JudikaturLeitsatzsammlungRPA-Slg 2026/15RPA 2026, 56 Heft 1 v. 21.7.2026

§ 12 Abs 2 BVergGKonz 2018, § 12 Abs 4 Z 1 BVergGKonz 2018, § 84 Abs 1 Z 1 BVergGKonz 2018, § 84 Abs 1 Z 4 BVergGKonz 2018

VwGH, 24.02.2026, Ra 2023/04/0256

19. Die klaren gesetzlichen Vorgaben zur Bemessung der Pauschalgebühren finden sich insbesondere in den §§ 84 Abs. 1 Z 1 und Z 4 BVergGKonz 2018 in Verbindung mit § 2 Abs. 2 Z 2 und § 3 Abs. 1 BVwG-PauschGebV Vergabe 2018. Die Bemessung der Pauschalgebühren für einen Nachprüfungsantrag erfolgt danach unter Heranziehung des vom Auftraggeber geschätzten Auftragswerts unter Anwendung der gesetzlichen Berechnungsregeln, insbesondere § 1 und 2 BVwG PauschGebV Vergabe 2018, wobei der Festsetzung der Gebühr der geschätzte Wert der Konzession zugrunde zu legen ist.

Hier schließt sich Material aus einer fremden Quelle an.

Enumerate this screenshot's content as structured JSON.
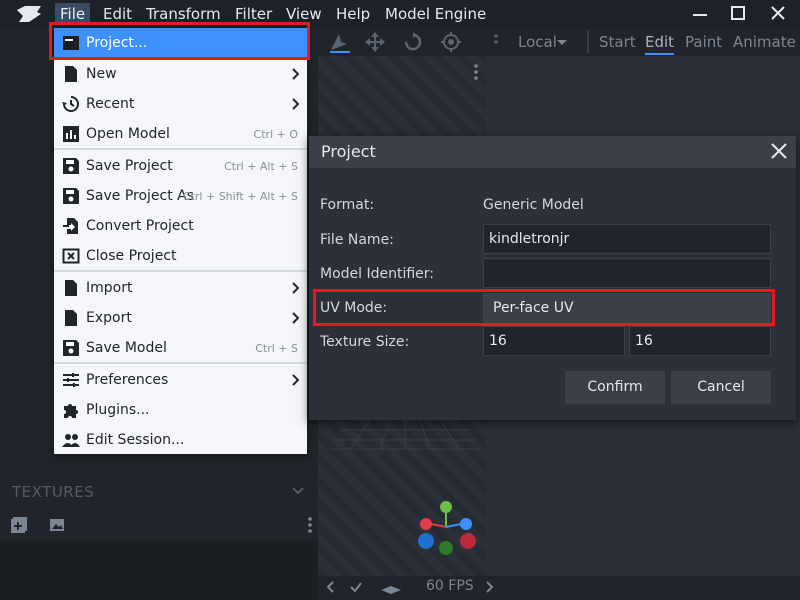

Gemäß § 12 Abs. 2 BVergGKonz 2018 ist der geschätzte Wert einer Konzession ohne Umsatzsteuer vom Auftraggeber vor der Durchführung der Konzessionsvergabe sachkundig zu ermitteln. Bei der Berechnung hat der Auftraggeber – unter anderem – insbesondere den Gesamtwert aller Optionen und etwaiger Verlängerungen der Konzession zu berücksichtigen (§ 12 Abs. 4 Z 1 BVergGKonz 2018).